LC_CTYPE Determine the locale for the interpretation of sequences of bytes of text data as characters (for example, single-byte as opposed to multi-byte characters in arguments and input files), which characters are defined as letters (character class alpha), and the behavior of character classes within pattern matching.

LC_MESSAGES Determine the locale that should be used to affect the format and contents of diagnostic messages written to standard error.

MAIL Determine a pathname of the user's mailbox file for purposes of incoming mail notification. If this variable is set, the shell shall inform the user if the file named by the variable is created or if its modification time has changed. Informing the user shall be accomplished by writing a string of unspecified format to standard error prior to the writing of the next primary prompt string. Such check shall be performed only after the completion of the interval defined by the MAILCHECK variable after the last such check. The user shall be informed only if MAIL is set and MAILPATH is not set.

MAILCHECK Establish a decimal integer value that specifies how often (in seconds) the shell shall check for the arrival of mail in the files specified by the MAILPATH or MAIL variables. The default value shall be 600 seconds. If set to zero, the shell shall check before issuing each primary prompt.

MAILPATH Provide a list of pathnames and optional messages separated by <colon> characters. If this variable is set, the shell shall inform the user if any of the files named by the variable are created or if any of their modification times change. (See the preceding entry for MAIL for descriptions of mail arrival and user informing.) Each pathname can be followed by '%' and a string that shall be subjected to parameter expansion and written to standard error when the modification time changes. If a '%' character in the pathname is preceded by a <backslash>, it shall be treated as a literal '%' in the pathname. The default message is unspecified.

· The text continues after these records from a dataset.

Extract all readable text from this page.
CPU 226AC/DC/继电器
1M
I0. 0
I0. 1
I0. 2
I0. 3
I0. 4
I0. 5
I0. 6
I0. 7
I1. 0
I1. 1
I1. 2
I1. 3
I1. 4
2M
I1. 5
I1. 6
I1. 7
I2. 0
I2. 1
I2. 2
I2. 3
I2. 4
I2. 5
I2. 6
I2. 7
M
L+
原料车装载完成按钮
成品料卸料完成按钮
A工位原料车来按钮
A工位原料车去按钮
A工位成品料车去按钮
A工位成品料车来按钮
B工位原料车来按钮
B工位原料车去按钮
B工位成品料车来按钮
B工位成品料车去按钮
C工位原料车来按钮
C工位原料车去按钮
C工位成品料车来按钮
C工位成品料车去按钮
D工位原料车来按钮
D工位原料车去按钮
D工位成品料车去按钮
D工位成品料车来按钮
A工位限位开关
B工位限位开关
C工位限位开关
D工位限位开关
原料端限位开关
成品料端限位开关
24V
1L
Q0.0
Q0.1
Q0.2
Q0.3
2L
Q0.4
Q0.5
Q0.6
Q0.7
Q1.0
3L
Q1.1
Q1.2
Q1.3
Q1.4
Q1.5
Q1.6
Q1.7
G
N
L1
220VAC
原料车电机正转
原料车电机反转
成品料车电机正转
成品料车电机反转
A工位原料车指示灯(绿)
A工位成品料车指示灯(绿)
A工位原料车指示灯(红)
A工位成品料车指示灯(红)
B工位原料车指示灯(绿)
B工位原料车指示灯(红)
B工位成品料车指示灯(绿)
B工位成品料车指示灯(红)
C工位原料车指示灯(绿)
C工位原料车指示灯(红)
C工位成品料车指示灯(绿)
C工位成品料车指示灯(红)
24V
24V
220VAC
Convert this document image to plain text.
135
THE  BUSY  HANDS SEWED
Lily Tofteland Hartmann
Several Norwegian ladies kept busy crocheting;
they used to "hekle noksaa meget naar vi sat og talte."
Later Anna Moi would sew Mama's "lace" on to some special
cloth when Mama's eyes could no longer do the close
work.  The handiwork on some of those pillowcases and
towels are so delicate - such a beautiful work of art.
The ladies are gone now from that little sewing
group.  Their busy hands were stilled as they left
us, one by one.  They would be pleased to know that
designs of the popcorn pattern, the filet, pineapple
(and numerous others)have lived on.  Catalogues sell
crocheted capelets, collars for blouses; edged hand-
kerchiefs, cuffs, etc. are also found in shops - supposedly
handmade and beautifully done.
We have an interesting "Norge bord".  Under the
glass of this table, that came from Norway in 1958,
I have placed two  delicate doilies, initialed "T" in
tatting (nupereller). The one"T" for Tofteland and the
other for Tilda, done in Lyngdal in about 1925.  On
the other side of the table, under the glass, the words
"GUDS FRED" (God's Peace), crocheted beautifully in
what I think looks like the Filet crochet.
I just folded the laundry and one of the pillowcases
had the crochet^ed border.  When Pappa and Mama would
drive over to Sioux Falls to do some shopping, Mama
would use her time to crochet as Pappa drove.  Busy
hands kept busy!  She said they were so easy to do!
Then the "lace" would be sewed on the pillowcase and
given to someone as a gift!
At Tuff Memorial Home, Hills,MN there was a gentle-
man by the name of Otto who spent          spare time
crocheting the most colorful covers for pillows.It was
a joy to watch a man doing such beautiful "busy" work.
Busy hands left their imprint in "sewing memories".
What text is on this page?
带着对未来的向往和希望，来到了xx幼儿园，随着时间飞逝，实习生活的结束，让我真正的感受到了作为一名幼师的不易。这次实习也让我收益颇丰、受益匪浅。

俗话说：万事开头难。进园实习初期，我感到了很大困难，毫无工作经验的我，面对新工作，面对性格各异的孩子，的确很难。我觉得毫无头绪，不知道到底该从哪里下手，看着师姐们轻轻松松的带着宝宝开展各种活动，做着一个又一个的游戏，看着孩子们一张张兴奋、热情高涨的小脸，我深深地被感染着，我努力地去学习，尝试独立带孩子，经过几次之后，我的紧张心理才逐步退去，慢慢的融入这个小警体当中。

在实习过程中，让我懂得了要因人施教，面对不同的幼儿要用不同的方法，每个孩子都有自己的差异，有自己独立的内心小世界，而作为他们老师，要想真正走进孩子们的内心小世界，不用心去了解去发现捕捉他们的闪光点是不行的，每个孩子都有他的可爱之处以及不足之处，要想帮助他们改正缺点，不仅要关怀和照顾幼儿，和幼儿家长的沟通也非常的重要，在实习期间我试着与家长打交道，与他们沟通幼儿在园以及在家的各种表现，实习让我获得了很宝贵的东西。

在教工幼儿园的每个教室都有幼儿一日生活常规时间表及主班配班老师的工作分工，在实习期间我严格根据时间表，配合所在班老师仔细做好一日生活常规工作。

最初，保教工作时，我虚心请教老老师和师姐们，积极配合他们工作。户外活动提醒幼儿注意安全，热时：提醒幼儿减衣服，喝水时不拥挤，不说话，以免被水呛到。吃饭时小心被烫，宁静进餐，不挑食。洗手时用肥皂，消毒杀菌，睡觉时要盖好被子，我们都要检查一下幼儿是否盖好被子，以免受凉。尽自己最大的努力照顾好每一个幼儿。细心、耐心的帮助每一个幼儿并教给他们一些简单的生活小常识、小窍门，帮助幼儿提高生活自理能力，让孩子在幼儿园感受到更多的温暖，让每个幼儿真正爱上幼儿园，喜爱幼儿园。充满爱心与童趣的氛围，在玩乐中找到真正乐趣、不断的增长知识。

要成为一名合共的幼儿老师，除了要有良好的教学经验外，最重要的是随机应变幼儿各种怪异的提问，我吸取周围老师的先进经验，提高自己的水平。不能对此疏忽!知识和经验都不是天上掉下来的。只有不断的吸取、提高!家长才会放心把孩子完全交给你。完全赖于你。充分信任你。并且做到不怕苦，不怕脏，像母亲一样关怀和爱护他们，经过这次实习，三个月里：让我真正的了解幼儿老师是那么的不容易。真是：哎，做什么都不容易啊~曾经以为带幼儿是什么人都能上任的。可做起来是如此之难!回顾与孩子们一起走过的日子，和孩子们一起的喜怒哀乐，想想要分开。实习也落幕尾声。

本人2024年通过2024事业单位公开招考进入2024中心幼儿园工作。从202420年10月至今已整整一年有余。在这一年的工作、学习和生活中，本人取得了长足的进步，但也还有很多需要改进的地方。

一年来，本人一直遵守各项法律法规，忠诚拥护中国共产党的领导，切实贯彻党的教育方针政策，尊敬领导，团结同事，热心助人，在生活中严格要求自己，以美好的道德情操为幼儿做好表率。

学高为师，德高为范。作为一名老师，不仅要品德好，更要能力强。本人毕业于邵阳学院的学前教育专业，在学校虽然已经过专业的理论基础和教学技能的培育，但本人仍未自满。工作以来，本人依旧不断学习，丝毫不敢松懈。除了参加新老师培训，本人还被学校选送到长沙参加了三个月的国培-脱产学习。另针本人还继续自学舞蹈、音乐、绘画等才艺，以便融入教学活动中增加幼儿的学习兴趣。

The MAILPATH environment variable takes precedence over the MAIL variable.

NLSPATH Determine the location of message catalogs for the processing of LC_MESSAGES.

PATH Establish a string formatted as described in the Base Definitions volume of POSIX.1‐2017, Chapter 8, Environment Variables, used to effect command interpretation; see Section 2.9.1.1, Command Search and Execution.

PWD This variable shall represent an absolute pathname of the current working directory. Assignments to this variable may be ignored.